Kein Wunder, dass nach Abschluss dieser als Entnazifizierungsfabrik
bezeichneten Prozedur etwa die Hälfte des Samples wieder in den Polizeidienst
zurückkehren konnte und dort zum Teil hohe Positionen erreichte; die übrigen
machten in der Privatwirtschaft Karriere, wo erst recht nicht nach ihrem
Vorleben gefragt wurde. Das gesellschaftliche Klima der 1950er Jahre begünstigte
die Wiedereinsteiger. Hinzu kamen ein ausgeprägtes Selbstbewusstsein und ein
geringes Unrechtsbewusstsein der Täter, von denen nur einer vor der Justiz
flüchtete; einige nahmen eine falsche Identität an, gaben diese Tarnung jedoch
bald auf, was ihnen umso leichter fiel, als sie nach Kriegsende auf eine signifikante
Solidarität aus ihrem familiären, beruflichen und privaten Umfeld rechnen
konnten. Die in den Gerichtsakten aufbewahrten Entlastungszeugnisse (Persilscheine)
legen hiervon beredtes Zeugnis ab. Sie transportierten verbreitete
Werthaltungen, die Ullrich schlüssig nachzeichnet.
Erst am Ende
der 1950er Jahre, bei weit fortgeschrittener Reintegration der Täter ins
Berufsleben, wandelte sich das gesellschaftliche Klima, was vor allem
bedeutete, dass über die NS-Führungsriege hinaus die verbrechensausführenden
Instanzen stärker wahrgenommen wurden. Als die 19 Protagonisten ab etwa 1960 in
den Strudel ausgedehnter Ermittlungen gerieten, mussten die Arbeitgeber
reagieren. Interessant sind die Ausführungen über die Reaktionen auf die
Anfragen der Verfasserin bei den Arbeitgebern; der Bogen spannt sich – sowohl
in der Privatwirtschaft als auch im öffentlichen Dienst – von bereitwilliger
Kooperation bis zur schlichten Ignoranz (S. 22f.). Obwohl die Dienstgeber ihren
vor Gericht gestellten Mitarbeitern positive Zeugnisse ausstellten, bewahrte
dies jene nicht vor einer Verurteilung wegen der im Krieg begangenen Verbrechen.

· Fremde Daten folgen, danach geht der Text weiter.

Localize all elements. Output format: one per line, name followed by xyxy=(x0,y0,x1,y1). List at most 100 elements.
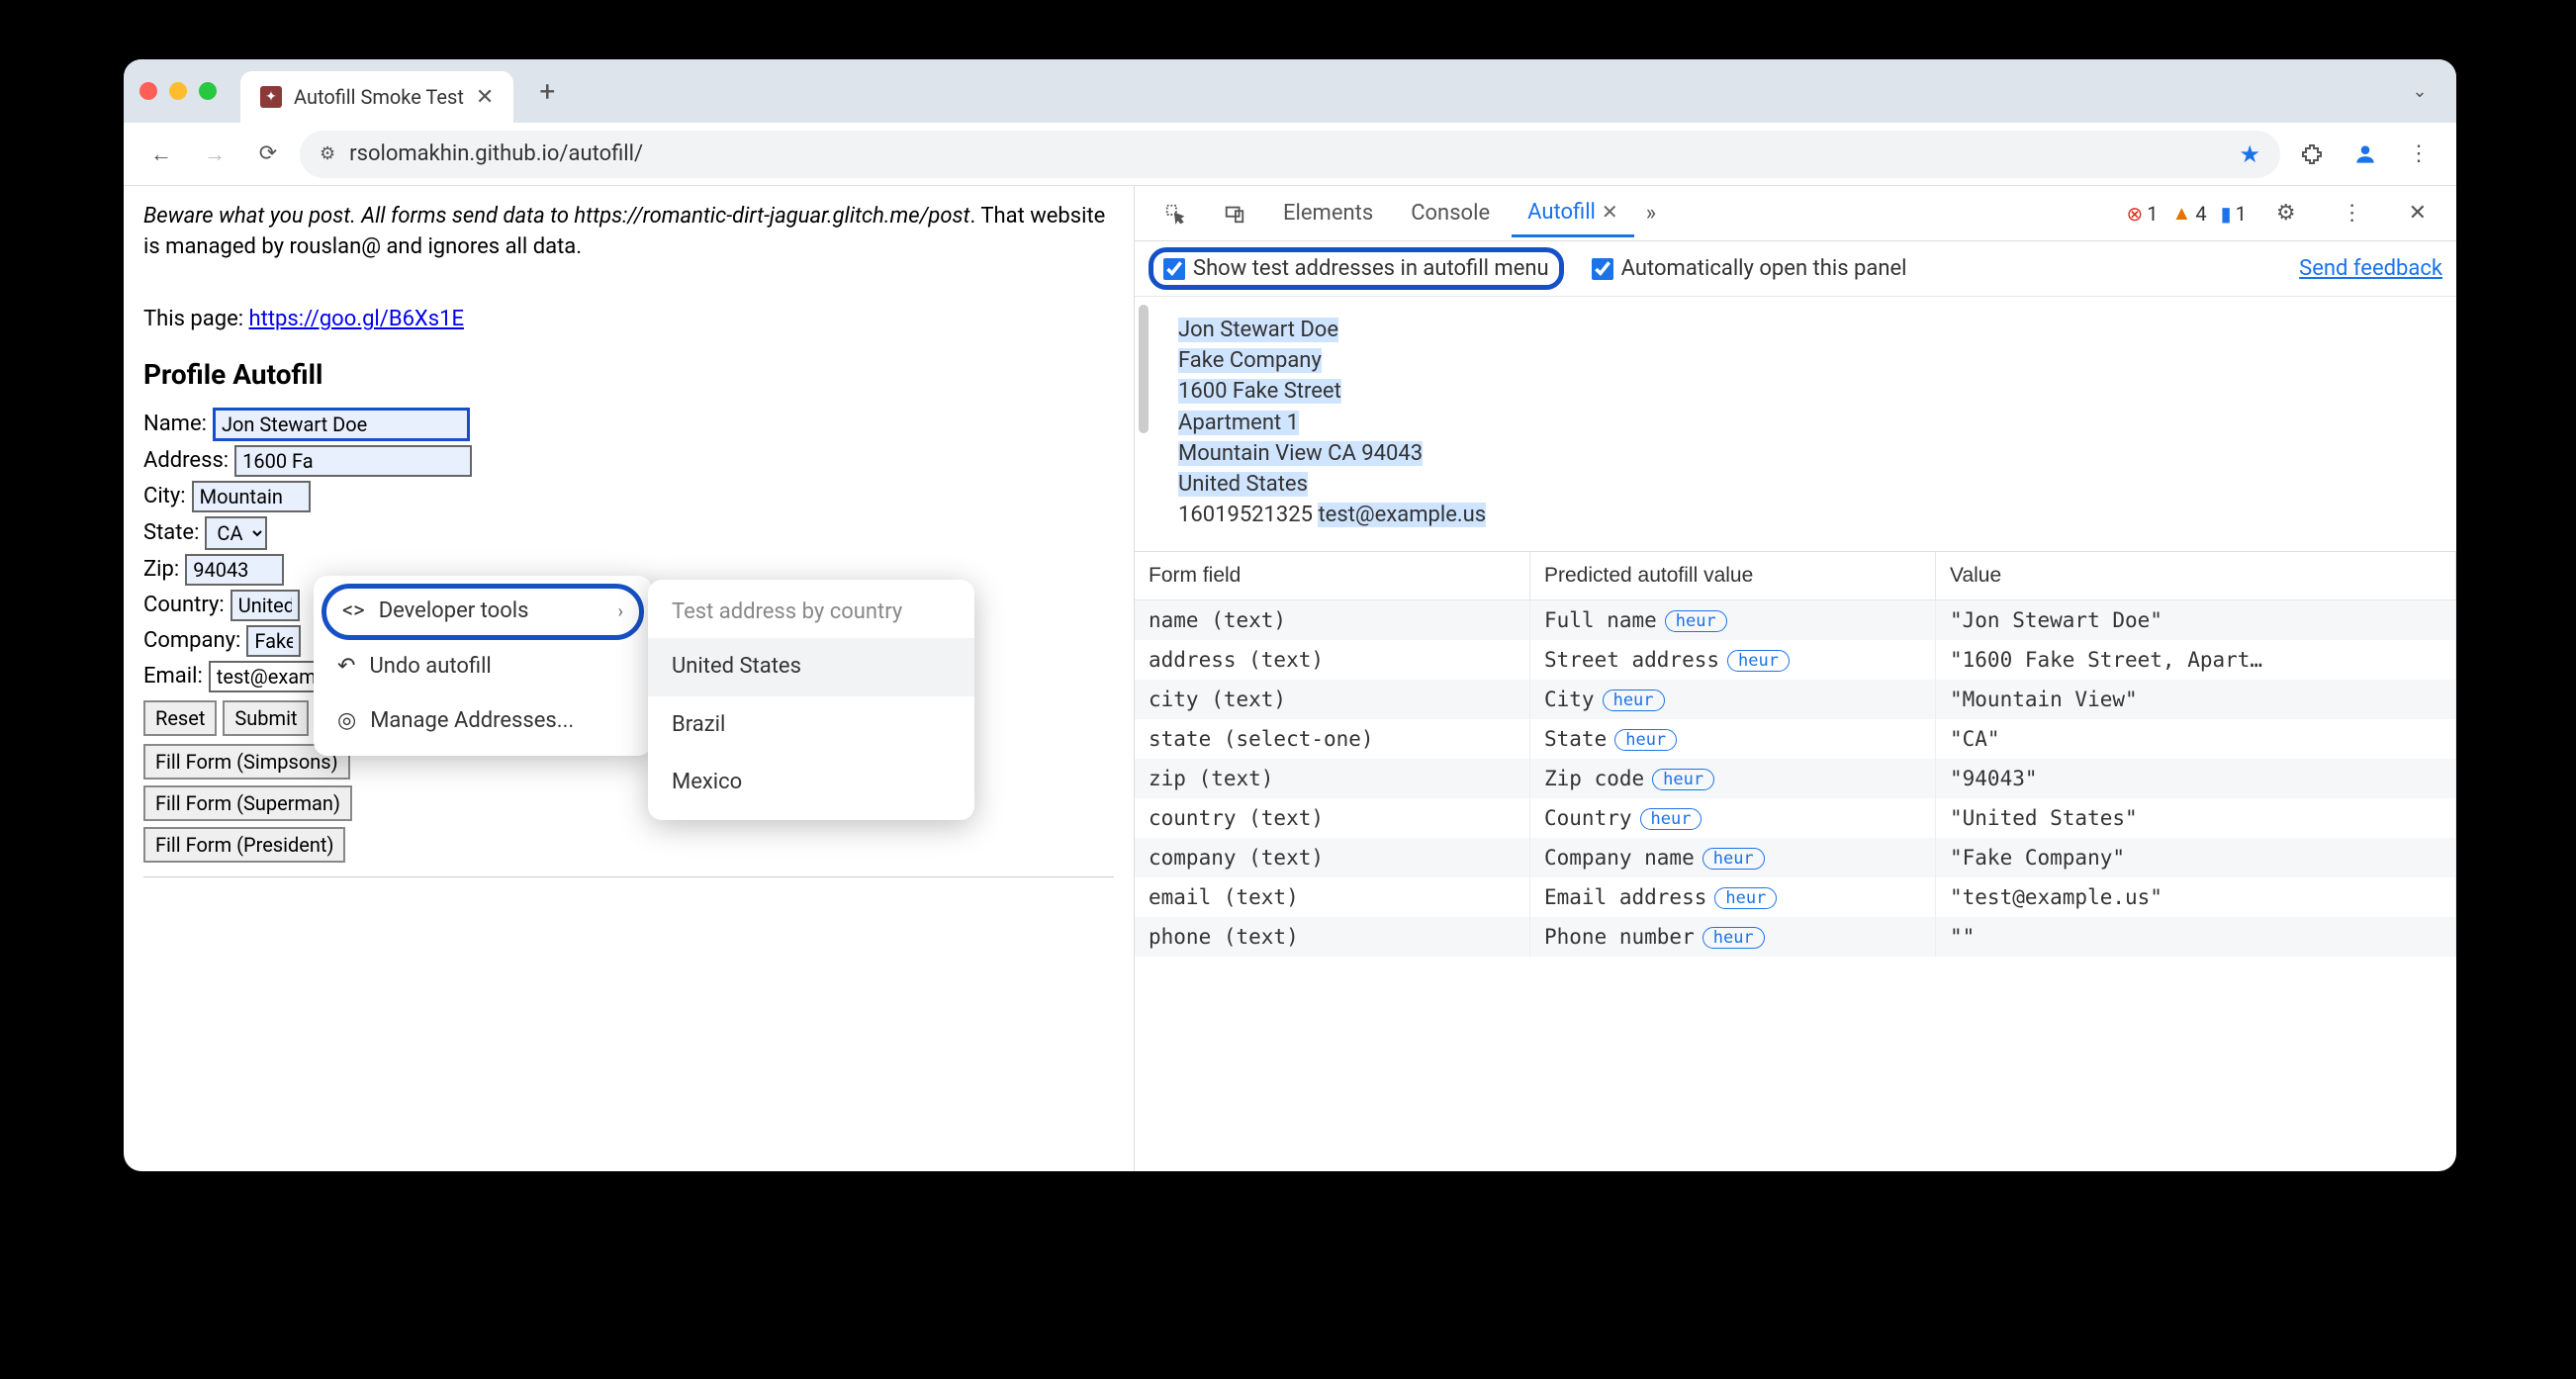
state-label: State: xyxy=(143,518,199,549)
table-row[interactable]: country (text)Countryheur"United States" xyxy=(1135,798,2456,838)
submit-button[interactable]: Submit xyxy=(223,700,309,736)
cell-value: "United States" xyxy=(1936,798,2456,838)
cell-form-field: phone (text) xyxy=(1135,917,1530,957)
table-row[interactable]: name (text)Full nameheur"Jon Stewart Doe… xyxy=(1135,600,2456,640)
profile-country: United States xyxy=(1178,472,1308,497)
address-input[interactable] xyxy=(234,445,472,477)
table-row[interactable]: company (text)Company nameheur"Fake Comp… xyxy=(1135,838,2456,877)
state-select[interactable]: CA xyxy=(205,516,267,550)
cell-value: "Fake Company" xyxy=(1936,838,2456,877)
company-input[interactable] xyxy=(246,625,301,657)
cell-predicted: Phone numberheur xyxy=(1530,917,1936,957)
table-row[interactable]: state (select-one)Stateheur"CA" xyxy=(1135,719,2456,759)
zip-input[interactable] xyxy=(185,554,284,586)
close-devtools-icon[interactable]: ✕ xyxy=(2393,191,2442,235)
tab-autofill[interactable]: Autofill ✕ xyxy=(1512,190,1634,237)
tab-console[interactable]: Console xyxy=(1395,191,1506,235)
country-item-us[interactable]: United States xyxy=(648,638,974,696)
cell-value: "1600 Fake Street, Apart… xyxy=(1936,640,2456,680)
col-value[interactable]: Value xyxy=(1936,552,2456,600)
profile-email: test@example.us xyxy=(1318,503,1486,527)
maximize-window-button[interactable] xyxy=(199,82,217,100)
profile-avatar-icon[interactable] xyxy=(2344,133,2387,176)
close-tab-icon[interactable]: ✕ xyxy=(476,85,494,110)
country-item-brazil[interactable]: Brazil xyxy=(648,696,974,755)
heur-pill: heur xyxy=(1702,927,1765,949)
favicon-icon: ✦ xyxy=(260,86,282,108)
auto-open-panel-checkbox[interactable]: Automatically open this panel xyxy=(1592,256,1907,281)
devtools-menu-icon[interactable]: ⋮ xyxy=(2326,191,2379,235)
back-button[interactable]: ← xyxy=(139,133,183,176)
cell-value: "94043" xyxy=(1936,759,2456,798)
tab-autofill-label: Autofill xyxy=(1527,200,1596,225)
window-controls xyxy=(139,82,217,100)
cell-value: "Jon Stewart Doe" xyxy=(1936,600,2456,640)
fill-president-button[interactable]: Fill Form (President) xyxy=(143,827,345,863)
col-predicted[interactable]: Predicted autofill value xyxy=(1530,552,1936,600)
country-item-mexico[interactable]: Mexico xyxy=(648,754,974,812)
company-label: Company: xyxy=(143,626,240,657)
this-page-link[interactable]: https://goo.gl/B6Xs1E xyxy=(249,307,464,331)
bookmark-star-icon[interactable]: ★ xyxy=(2239,140,2260,168)
table-row[interactable]: phone (text)Phone numberheur"" xyxy=(1135,917,2456,957)
profile-city-line: Mountain View CA 94043 xyxy=(1178,441,1423,466)
autofill-options-bar: Show test addresses in autofill menu Aut… xyxy=(1135,241,2456,297)
show-test-addresses-checkbox[interactable]: Show test addresses in autofill menu xyxy=(1149,247,1564,290)
overflow-menu-icon[interactable]: ⋮ xyxy=(2397,133,2440,176)
send-feedback-link[interactable]: Send feedback xyxy=(2299,256,2442,281)
minimize-window-button[interactable] xyxy=(169,82,187,100)
scrollbar-thumb[interactable] xyxy=(1139,305,1149,433)
browser-toolbar: ← → ⟳ ⚙ rsolomakhin.github.io/autofill/ … xyxy=(124,123,2456,186)
developer-tools-menu-item[interactable]: <> Developer tools › xyxy=(322,584,644,640)
page-heading: Profile Autofill xyxy=(143,355,1114,394)
manage-addresses-menu-item[interactable]: ◎ Manage Addresses... xyxy=(314,694,652,749)
reset-button[interactable]: Reset xyxy=(143,700,217,736)
country-label: Country: xyxy=(143,591,225,621)
content-area: Beware what you post. All forms send dat… xyxy=(124,186,2456,1171)
table-row[interactable]: email (text)Email addressheur"test@examp… xyxy=(1135,877,2456,917)
warning-badge[interactable]: ▲4 xyxy=(2172,201,2207,226)
more-tabs-icon[interactable]: » xyxy=(1640,201,1662,226)
country-input[interactable] xyxy=(230,590,300,621)
manage-addresses-label: Manage Addresses... xyxy=(370,706,574,737)
extensions-icon[interactable] xyxy=(2290,133,2334,176)
settings-gear-icon[interactable]: ⚙ xyxy=(2260,191,2312,235)
info-badge[interactable]: ▮1 xyxy=(2221,202,2247,226)
fill-superman-button[interactable]: Fill Form (Superman) xyxy=(143,785,352,821)
forward-button[interactable]: → xyxy=(193,133,236,176)
device-toolbar-icon[interactable] xyxy=(1208,193,1261,234)
email-label: Email: xyxy=(143,662,203,692)
col-form-field[interactable]: Form field xyxy=(1135,552,1530,600)
new-tab-button[interactable]: + xyxy=(525,75,569,108)
auto-open-panel-input[interactable] xyxy=(1592,258,1613,280)
address-bar[interactable]: ⚙ rsolomakhin.github.io/autofill/ ★ xyxy=(300,131,2280,178)
show-test-addresses-input[interactable] xyxy=(1163,258,1185,280)
inspect-element-icon[interactable] xyxy=(1149,193,1202,234)
error-badge[interactable]: ⊗1 xyxy=(2127,202,2159,226)
cell-predicted: Company nameheur xyxy=(1530,838,1936,877)
city-label: City: xyxy=(143,482,186,512)
table-row[interactable]: address (text)Street addressheur"1600 Fa… xyxy=(1135,640,2456,680)
browser-tab[interactable]: ✦ Autofill Smoke Test ✕ xyxy=(240,71,513,123)
divider xyxy=(143,876,1114,877)
heur-pill: heur xyxy=(1652,769,1714,790)
cell-value: "test@example.us" xyxy=(1936,877,2456,917)
cell-form-field: state (select-one) xyxy=(1135,719,1530,759)
name-label: Name: xyxy=(143,410,207,440)
tab-elements[interactable]: Elements xyxy=(1267,191,1389,235)
city-input[interactable] xyxy=(192,481,311,512)
cell-predicted: Zip codeheur xyxy=(1530,759,1936,798)
submenu-header: Test address by country xyxy=(648,588,974,638)
cell-predicted: Cityheur xyxy=(1530,680,1936,719)
tab-overflow-button[interactable]: ⌄ xyxy=(2399,70,2440,112)
table-row[interactable]: city (text)Cityheur"Mountain View" xyxy=(1135,680,2456,719)
close-tab-icon[interactable]: ✕ xyxy=(1602,200,1618,224)
close-window-button[interactable] xyxy=(139,82,157,100)
site-settings-icon[interactable]: ⚙ xyxy=(320,143,335,164)
profile-phone: 16019521325 xyxy=(1178,503,1313,527)
undo-autofill-menu-item[interactable]: ↶ Undo autofill xyxy=(314,640,652,694)
reload-button[interactable]: ⟳ xyxy=(246,133,290,176)
table-row[interactable]: zip (text)Zip codeheur"94043" xyxy=(1135,759,2456,798)
name-input[interactable] xyxy=(213,408,470,441)
profile-street: 1600 Fake Street xyxy=(1178,379,1341,404)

Wie der Titel des Buches nahelegt, waren Reue und Schuldeinsicht nicht
vorhanden, es dominierte vielmehr eine rigide Abwehrhaltung, gekoppelt mit der
Betonung der Rechtmäßigkeit des einstigen Vorgehens gegen Juden, Partisanen und
die sowjetische Zivilbevölkerung. Die Dokumentenbeweise ließen, anders als noch
in den Spruchkammerverfahren, die Verteidigungsstrategien trotz konspirativer
Absprachen der Beschuldigten ins Leere laufen. Spät aber doch und ungeachtet
ihrer gesellschaftlichen Wiedereingliederung als geachtete Bürger Westdeutschlands
ereilte sie Justitias Spruch.
Der interpretatorische
Reichtum dieser quellengesättigten Studie kann hier nur näherungsweise
wiedergegeben werden. Die Untersuchung verbindet die nach einem plausiblen
Konzept ausgewählten 19 Fallbeispiele und deren umfassend – u. a. in einem
prosopographischen Anhang zu den Tätern – dargestellten Lebensgeschichten mit
politisch-gesellschaftlichen Wandlungen. Die auf eine breite Quellenbasis
gestützten Befunde werden schlüssig und differenziert präsentiert; man mag sich
nur gelegentlich fragen, ob die angeklagten Täter und deren Verteidiger
wirklich so durchgängig an ihre oft hanebüchenen Ausreden glaubten, wie Ullrich
meint, oder ob es sich nicht um bloße Schutzbehauptungen gehandelt hat. Dessen
ungeachtet liefert diese exzellente Studie einen überzeugenden Beitrag zum
Verständnis des politischen Klimas der Jahre zwischen 1945 und 1970.